Probability: Escaping Prisoner Question

Hint: Use the total expectation formula to condition of prisoner choice.

If $X$ is the distance traveled and $T_1,T_2,T_3$ are the events that the prisoner chooses tunnel $1,2$ and $3$ respectively, then:

$$E[X]=E[X|T_1]P(T_1)+E[X|T_2]P(T_2)+E[X|T_3]P(T_3)$$

Now $E[X|T_1]=100+E[X]$, $E[X|T_2]=40+E[X]$, and $E[X|T_3]=100$

  • in the first case after traveling 100ft the prisoner is in the same situation as in the beginning, so it takes on average E[X] distance again to get out

  • in the second case it takes only 40ft for the prisoner to be in the same situation as in the beginning

  • in the third case it takes 100ft for the prisoner to get out

and $P(T_1)=P(T_2)=P(T_3)=\frac{1}{3}$

So you can solve for $E[X]$


Let's assume he picks the tunnels with equal likelihood, i.e. $\frac{1}{3}$ each.

So, the prisoner definitely has to crawl that 100 feet to freedom at some day, but he can be crawling (for nothing) in those other tunnels as well with a likelihood of $\frac{2}{3}$ each day and for a distance of 70 feet on average on such a lost day.

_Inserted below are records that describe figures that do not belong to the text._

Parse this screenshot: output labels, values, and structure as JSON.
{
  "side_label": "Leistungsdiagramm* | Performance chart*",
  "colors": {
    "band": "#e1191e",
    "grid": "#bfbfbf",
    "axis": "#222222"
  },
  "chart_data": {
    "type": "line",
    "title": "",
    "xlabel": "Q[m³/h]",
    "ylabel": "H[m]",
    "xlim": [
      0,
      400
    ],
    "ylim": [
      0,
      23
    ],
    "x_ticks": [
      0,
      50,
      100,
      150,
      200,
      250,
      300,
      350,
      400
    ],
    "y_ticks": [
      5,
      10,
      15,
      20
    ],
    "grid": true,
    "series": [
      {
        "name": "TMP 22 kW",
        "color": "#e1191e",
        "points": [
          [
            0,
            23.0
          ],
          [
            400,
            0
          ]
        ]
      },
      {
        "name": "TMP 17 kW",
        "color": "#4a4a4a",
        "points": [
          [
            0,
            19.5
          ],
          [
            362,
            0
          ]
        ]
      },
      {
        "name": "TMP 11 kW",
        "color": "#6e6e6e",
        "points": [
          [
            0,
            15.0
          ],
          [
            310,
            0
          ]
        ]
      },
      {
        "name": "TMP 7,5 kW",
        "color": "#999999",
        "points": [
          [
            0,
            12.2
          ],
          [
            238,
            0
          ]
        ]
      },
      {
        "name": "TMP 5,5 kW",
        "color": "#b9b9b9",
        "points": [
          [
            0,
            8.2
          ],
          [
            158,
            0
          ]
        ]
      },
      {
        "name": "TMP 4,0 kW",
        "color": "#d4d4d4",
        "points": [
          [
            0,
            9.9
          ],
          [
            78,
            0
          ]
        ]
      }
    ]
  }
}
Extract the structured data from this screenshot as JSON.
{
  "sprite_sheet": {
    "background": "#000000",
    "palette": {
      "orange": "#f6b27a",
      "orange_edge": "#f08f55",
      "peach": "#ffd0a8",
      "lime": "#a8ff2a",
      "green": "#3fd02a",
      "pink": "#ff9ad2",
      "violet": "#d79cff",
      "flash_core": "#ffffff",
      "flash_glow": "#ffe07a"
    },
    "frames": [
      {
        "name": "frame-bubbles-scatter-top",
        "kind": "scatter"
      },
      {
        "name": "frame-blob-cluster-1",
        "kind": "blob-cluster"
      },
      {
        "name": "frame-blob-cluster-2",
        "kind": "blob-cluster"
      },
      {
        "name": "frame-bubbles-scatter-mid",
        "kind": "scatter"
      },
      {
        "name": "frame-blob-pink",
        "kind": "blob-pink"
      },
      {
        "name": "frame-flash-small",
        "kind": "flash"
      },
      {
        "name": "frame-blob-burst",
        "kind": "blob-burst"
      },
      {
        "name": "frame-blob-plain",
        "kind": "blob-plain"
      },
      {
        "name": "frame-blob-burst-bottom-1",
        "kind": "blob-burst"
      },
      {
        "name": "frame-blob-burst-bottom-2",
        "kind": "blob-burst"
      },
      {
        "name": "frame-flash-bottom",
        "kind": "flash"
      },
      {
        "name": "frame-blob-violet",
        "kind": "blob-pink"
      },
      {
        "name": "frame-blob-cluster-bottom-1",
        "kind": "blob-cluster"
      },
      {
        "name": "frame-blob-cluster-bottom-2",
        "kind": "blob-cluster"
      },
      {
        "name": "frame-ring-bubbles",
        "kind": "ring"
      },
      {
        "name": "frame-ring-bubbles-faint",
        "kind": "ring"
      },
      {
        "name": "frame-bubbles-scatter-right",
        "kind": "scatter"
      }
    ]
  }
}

OK, so let $P(i)$ be the probability of the prisoner crawling for $i$ days for nothing before reaching freedom, so $P(i) = (\frac{2}{3})^i * \frac{1}{3}$

And let $D(i)$ be the expected distance the prisoner crawls on $i$ lost days, so $D(i) = i*70$

We thus get:

$E(D) = 100 + \Sigma_{i=1}^{\infty} P(i)*D(i) = 100+ \Sigma_{i=1}^{\infty}(\frac{2}{3})^i * \frac{1}{3} * i * 70 = 100+ 70*\frac{1}{3}*\frac{2}{3}*\Sigma_{i=1}^{\infty}i*(\frac{2}{3})^{i-1}= 100+\frac{140}{9}*\frac{1}{(1-\frac{2}{3})^2} = 100+140=240$


I'll add another answer that I think is the simplest, and here is how I got to it:

I noticed that the answer (240 feet) was exactly the sum of going through (and back) both the 'dead-end' tunnels (100 feet and 40 feet respectively) and going through the 'freedom' tunnel once (100 feet) and I figured that was probably not a coincidence.

Now, using @Momo's method, I quickly realized that indeed: whatever the lengths of the tunnels are, and no matter how many tunnels there are (though still with exactly one leading to freedom), if each tunnel is picked with equal probability, then the expected distance in the end will be the sum of the distances traveled by going through each tunnel once.

OK, but even with Momo's method, there is still some algebra involved to get to this result, and I figured that there must be an even simpler argument for this result, and after some further thinking, I found it:

Given that no matter how many days it takes for the prisoner to get out, it is true that each day the prisoner picks each tunnel with equal likelihood (this is true while the prisoner has not escaped yet, as well as when the prisoner has escaped). It thus follows that the expected number of times the prisoner goes through a tunnel is the same for each tunnel as well. But since we know the prisoner that escapes goes through the freedom tunnel exactly once, the prisoner is expected to go through each other tunnel exactly once as well!